The constitutional basis for this policy rests on India’s sovereign authority over foreign relations (Art. 246 read with Union List Entry 10) and Parliament’s power to implement treaty obligations (Art. 253). Importantly, no international treaty — not the Simla Agreement, not SAARC conventions, not any ICC hosting agreement — obligates India to hold bilateral sporting events with Pakistan. Refusing bilateral series is a diplomatic instrument, not a treaty violation.
• Art. 246 + Union List Entry 10 — Foreign affairs: exclusive Central power; bilateral policy is sovereign decision
• Art. 253 — Parliament can implement international treaties; multilateral hosting creates different obligations
• Simla Agreement, 1972 — India-Pakistan bilateral normalisation treaty (LoC, bilateral dispute resolution)

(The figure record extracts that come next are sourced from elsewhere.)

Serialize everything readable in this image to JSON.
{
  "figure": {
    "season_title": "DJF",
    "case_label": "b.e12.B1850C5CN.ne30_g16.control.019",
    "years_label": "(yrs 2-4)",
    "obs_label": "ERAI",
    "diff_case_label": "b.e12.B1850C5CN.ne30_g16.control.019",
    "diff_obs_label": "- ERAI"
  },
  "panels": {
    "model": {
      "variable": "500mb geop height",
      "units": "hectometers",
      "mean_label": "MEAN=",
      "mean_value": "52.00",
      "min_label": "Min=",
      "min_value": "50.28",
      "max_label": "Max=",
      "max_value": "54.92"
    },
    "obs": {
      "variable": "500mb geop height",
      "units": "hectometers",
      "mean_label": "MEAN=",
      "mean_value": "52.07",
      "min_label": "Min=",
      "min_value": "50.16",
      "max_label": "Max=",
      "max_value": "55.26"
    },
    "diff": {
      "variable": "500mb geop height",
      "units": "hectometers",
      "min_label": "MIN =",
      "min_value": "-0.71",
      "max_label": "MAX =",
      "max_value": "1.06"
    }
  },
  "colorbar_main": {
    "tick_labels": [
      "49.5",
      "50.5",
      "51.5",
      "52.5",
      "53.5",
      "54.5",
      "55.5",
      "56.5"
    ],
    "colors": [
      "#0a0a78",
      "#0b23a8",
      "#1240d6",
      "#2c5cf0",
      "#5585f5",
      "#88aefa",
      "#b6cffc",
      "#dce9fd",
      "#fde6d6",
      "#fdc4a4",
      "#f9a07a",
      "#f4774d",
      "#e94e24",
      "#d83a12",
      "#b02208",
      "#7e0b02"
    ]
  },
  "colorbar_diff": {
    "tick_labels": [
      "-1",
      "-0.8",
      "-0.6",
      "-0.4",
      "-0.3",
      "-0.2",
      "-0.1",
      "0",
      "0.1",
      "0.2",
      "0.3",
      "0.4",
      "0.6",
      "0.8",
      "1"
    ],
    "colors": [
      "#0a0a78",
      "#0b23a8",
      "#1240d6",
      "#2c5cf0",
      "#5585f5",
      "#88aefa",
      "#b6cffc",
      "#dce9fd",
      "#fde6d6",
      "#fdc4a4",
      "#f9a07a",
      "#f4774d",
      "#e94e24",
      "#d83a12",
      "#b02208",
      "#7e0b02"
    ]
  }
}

• Public International Law — No treaty compels bilateral sporting events; hosting agreements (ICC, IOC) have limited scope
• IOC Olympic Charter — Prohibits political discrimination at Olympics; does NOT mandate bilateral sporting ties
• Art. 51 — Directive Principle: promotion of international peace and security; non-justiciable but contextually relevant
• Operation Sindoor, May 2025 — Cross-LoC military action; policy backdrop for sports doctrine formalisation
RC Passage Angle: A CLAT passage could present India’s sports policy as an extract and ask: “Is India obligated under international law to play bilateral cricket with Pakistan?” The correct answer — No — requires knowing that neither the Simla Agreement nor any sports treaty creates such an obligation. Trap option: “Yes, SAARC mandates it” — SAARC has no sports mandate; and India suspended SAARC cooperation after Uri (2016).
Constitutional Reasoning: The bilateral vs multilateral distinction is legally sophisticated. When India hosts an ICC World Cup, it signs a hosting agreement with the ICC — a private sporting body, not a state. That agreement requires all ICC members’ athletes to be admitted. India can comply while still refusing to organise a bilateral series (which requires no international agreement).
GK Historical Chain: 1947 Partition — No cricket until 1978 — Kargil 1999 suspension — 2004-05 Pakistan tour of India — 2012-13 India tour of Pakistan (last bilateral) — Pulwama 2019 — Operation Sindoor 2025 — Formal sports policy codified 2026.
| Parameter | Detail |
|---|---|
| Policy Issuer | Ministry of Youth Affairs & Sports (MoYAS), May 2026 |
| Bilateral Events | BANNED (India vs Pakistan direct series on Indian soil) |
| Multilateral Events | ALLOWED (ICC WC, Asian Games, Olympics hosted in India) |
| Last Bilateral Cricket | India tour of Pakistan, 2012-13 |
| Pulwama Attack | Feb 14, 2019 — CRPF convoy, J&K; 40+ killed |
| Operation Sindoor | May 2025 — Cross-LoC strikes on terror infrastructure; Pahalgam attack trigger |
| Legal Basis for Policy | Art. 246 + Union List Entry 10 (Foreign Affairs — exclusive Central power) |
| Simla Agreement, 1972 | Indira Gandhi — Zulfikar Ali Bhutto; established LoC; bilateral dispute resolution |
MNEMONIC: BCSIM — Bilateral-Banned, Centre-Entry10, Simla-1972, IOC-Olympics-Only, Multilateral-Allowed
• Bilateral = banned; Multilateral = allowed (the exact distinction the policy draws)
• Centre’s power over foreign affairs = Art. 246 + Union List Entry 10 (exclusive, not concurrent)
• Simla Agreement (1972) = LoC + bilateral dispute resolution; does NOT mandate bilateral sports
• IOC = Olympics-specific rules; cannot compel bilateral series outside Games
• Multilateral hosting = different obligation (ICC hosting agreement is not a bilateral permission)
Memory Hook: “BCSIM — India draws a clear boundary between bilateral ties and multilateral participation.”